Zagueiro afirma que não hesitou em voltar ao Tricolor e diz que a resposta precisa ser dentro de campo
Foto: Reprodução/São Paulo TV O São Paulo apresentou nesta terça-feira, 13 de janeiro, no CT da Barra Funda, o zagueiro Dória, um dos reforços do clube para a temporada. Aos 31 anos, o defensor volta ao Tricolor após passagem em 2015 e deixou claro que o peso da camisa foi decisivo para aceitar o convite, independentemente do momento político vivido pela instituição.
Durante a entrevista, Dória afirmou que não houve espaço para dúvida na decisão de retornar ao Morumbi.
– “Não tem como falar não para um clube como o São Paulo. Essas outras questões (políticas) não correspondem muito a mim. Minha questão é trabalhar, jogar futebol e fazer meu melhor para ter resultado positivo. No futebol, tudo se resolve com resultado positivo.”
– “Se tem um jogador no mundo que pensa duas vezes para vir ao São Paulo, está muito errado. Se tivesse uma proposta para jogar, não sei, na Índia, que é um futebol não tão vistoso, tudo bem, tem questão de idioma, escola para filhos, adaptação… Mas jogar no São Paulo… Qualquer pessoa não tem como pensar duas vezes.”
O zagueiro também comentou sobre o cenário institucional do clube, que nesta semana vive a expectativa de uma votação no Conselho Deliberativo para decidir o futuro do presidente Julio Casares. Para Dória, o foco dos atletas deve permanecer no desempenho esportivo.

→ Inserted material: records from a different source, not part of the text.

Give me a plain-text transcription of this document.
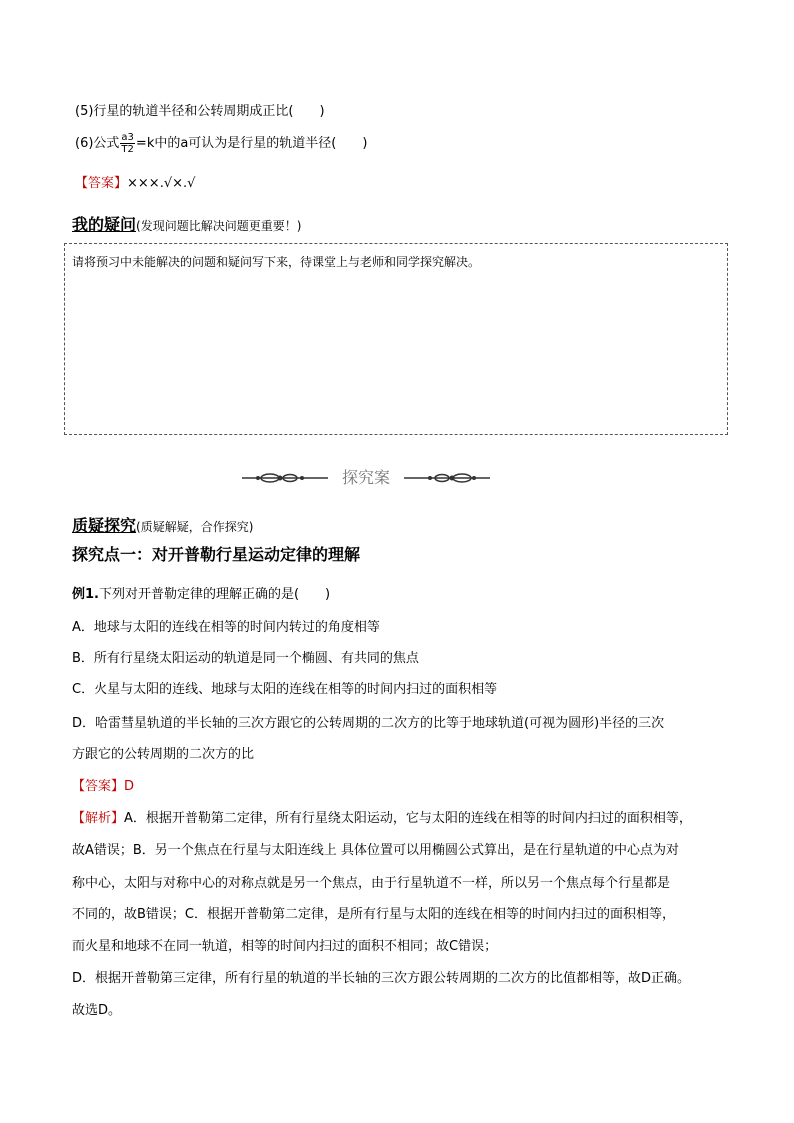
(5)行星的轨道半径和公转周期成正比(　　)
(6)公式 $\frac{a3}{T2} =k$中的a可认为是行星的轨道半径(　　)
【答案】×××.√×.√
我的疑问(发现问题比解决问题更重要！)
请将预习中未能解决的问题和疑问写下来，待课堂上与老师和同学探究解决。
探究案
质疑探究(质疑解疑，合作探究)
探究点一：对开普勒行星运动定律的理解
例1.下列对开普勒定律的理解正确的是(　　)
A．地球与太阳的连线在相等的时间内转过的角度相等
B．所有行星绕太阳运动的轨道是同一个椭圆、有共同的焦点
C．火星与太阳的连线、地球与太阳的连线在相等的时间内扫过的面积相等
D．哈雷彗星轨道的半长轴的三次方跟它的公转周期的二次方的比等于地球轨道(可视为圆形)半径的三次
方跟它的公转周期的二次方的比
【答案】D
【解析】A．根据开普勒第二定律，所有行星绕太阳运动，它与太阳的连线在相等的时间内扫过的面积相等，
故A错误；B．另一个焦点在行星与太阳连线上 具体位置可以用椭圆公式算出，是在行星轨道的中心点为对
称中心，太阳与对称中心的对称点就是另一个焦点，由于行星轨道不一样，所以另一个焦点每个行星都是
不同的，故B错误；C．根据开普勒第二定律，是所有行星与太阳的连线在相等的时间内扫过的面积相等，
而火星和地球不在同一轨道，相等的时间内扫过的面积不相同；故C错误；
D．根据开普勒第三定律，所有行星的轨道的半长轴的三次方跟公转周期的二次方的比值都相等，故D正确。
故选D。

– “Entendo essas coisas, de passar para o torcedor tudo o que está acontecendo, mas isso, para a gente que é jogador, tem de botar tudo dentro de campo. A única maneira de responder, dar alegria para a torcida, é vencer. A gente não pode se abalar por qualquer outra coisa que podem falar. Aí, no final, era só uma fofoca… Ninguém nunca vai saber a verdade e temos de dar alegria à torcida.”

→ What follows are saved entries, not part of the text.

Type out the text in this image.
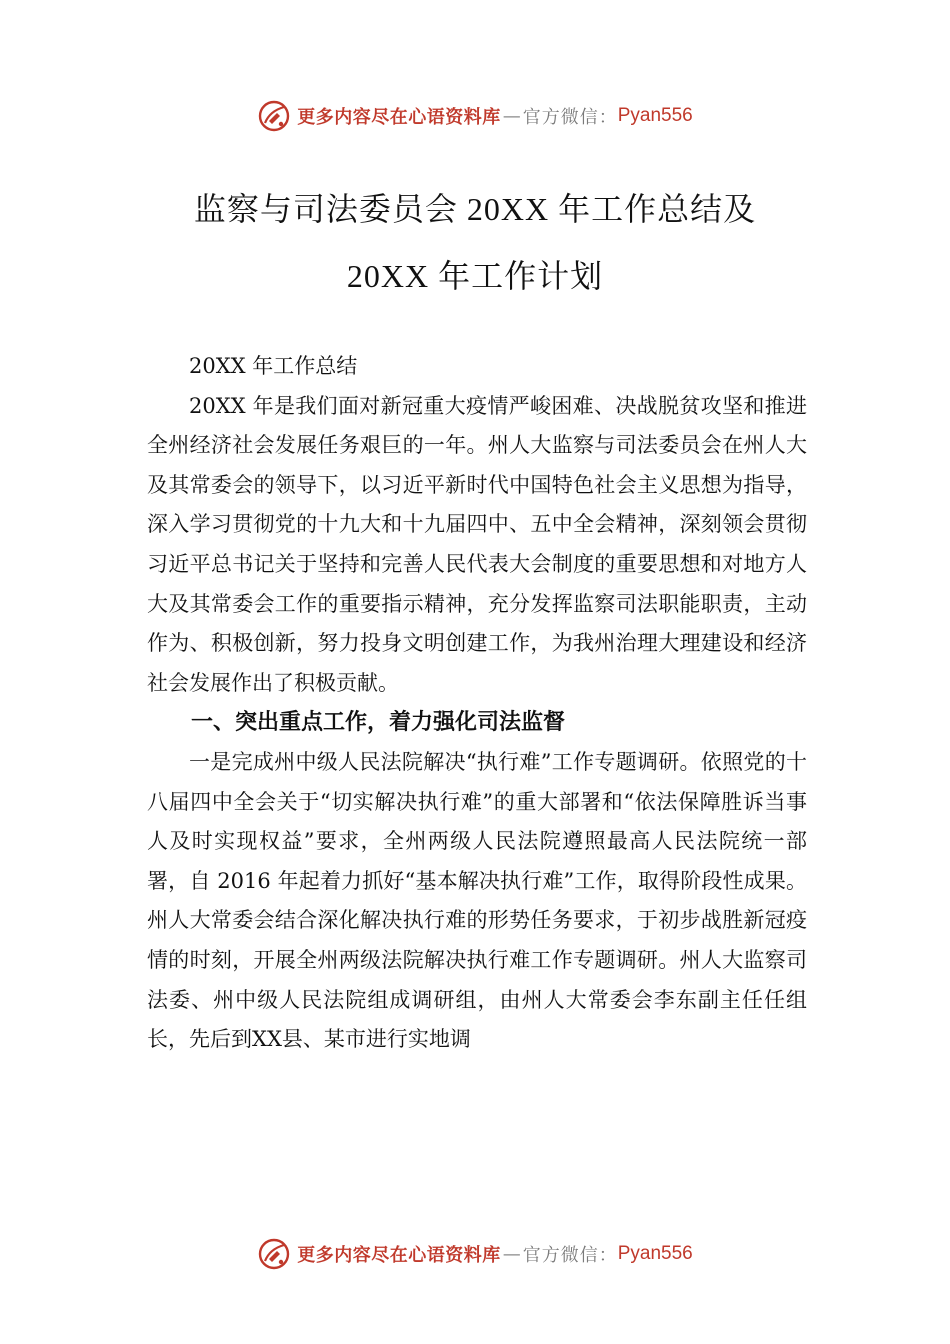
更多内容尽在心语资料库 — 官方微信： Pyan556
监察与司法委员会 20XX 年工作总结及
20XX 年工作计划

20XX 年工作总结

20XX 年是我们面对新冠重大疫情严峻困难、决战脱贫攻坚和推进全州经济社会发展任务艰巨的一年。州人大监察与司法委员会在州人大及其常委会的领导下，以习近平新时代中国特色社会主义思想为指导，深入学习贯彻党的十九大和十九届四中、五中全会精神，深刻领会贯彻习近平总书记关于坚持和完善人民代表大会制度的重要思想和对地方人大及其常委会工作的重要指示精神，充分发挥监察司法职能职责，主动作为、积极创新，努力投身文明创建工作，为我州治理大理建设和经济社会发展作出了积极贡献。

一、突出重点工作，着力强化司法监督

一是完成州中级人民法院解决“执行难”工作专题调研。依照党的十八届四中全会关于“切实解决执行难”的重大部署和“依法保障胜诉当事人及时实现权益”要求，全州两级人民法院遵照最高人民法院统一部署，自 2016 年起着力抓好“基本解决执行难”工作，取得阶段性成果。州人大常委会结合深化解决执行难的形势任务要求，于初步战胜新冠疫情的时刻，开展全州两级法院解决执行难工作专题调研。州人大监察司法委、州中级人民法院组成调研组，由州人大常委会李东副主任任组长，先后到XX县、某市进行实地调

更多内容尽在心语资料库 — 官方微信： Pyan556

Segundo o defensor, situações semelhantes já fizeram parte da sua trajetória em outros clubes, e isso não pode ser usado como justificativa para queda de rendimento.
– “São coisas que acontecem e são normais no mundo do futebol. Aconteceu comigo no Botafogo. Último ano, de eleição. Repito, quem pode resolver isso são os jogadores. Dar resultado positivo. Não usar isso como uma desculpa. Quem erra e quem acerta, somos nós. Temos de estar concentrados no nosso trabalho.”
– “Vivi isso lá no México. Teve um tempo que o dono do time não podia nem entrar no México. E no final das contas tudo se resolveu. Continuamos trabalhando, focados. Para mim, desde o dia que cheguei aqui não faltou nada. A estrutura que tem o São Paulo é covardia. Até comparando… As melhorias que fizeram, vestiário, as instalações. É de igual para igual para qualquer time da Europa. Para a gente não falta nada.”
Dória também revelou o impacto emocional de voltar ao clube depois de tantos anos atuando no exterior.
– “Foi muito legal (voltar ao CT). Uma sensação que eu não sabia que eu precisava até sentir. Ver esse cara (assessor de imprensa) que já está aqui há 50 anos (risos). Sou muito feliz por chegar e ver o pessoal, ver o pessoal da limpeza, do restaurante, o fotógrafo que está ali atrás. É uma felicidade tremenda. Não sabia que eu precisava sentir isso até voltar.”
O zagueiro se junta ao goleiro Carlos Coronel e ao volante Danielzinho como os primeiros reforços apresentados pelo São Paulo nesta temporada.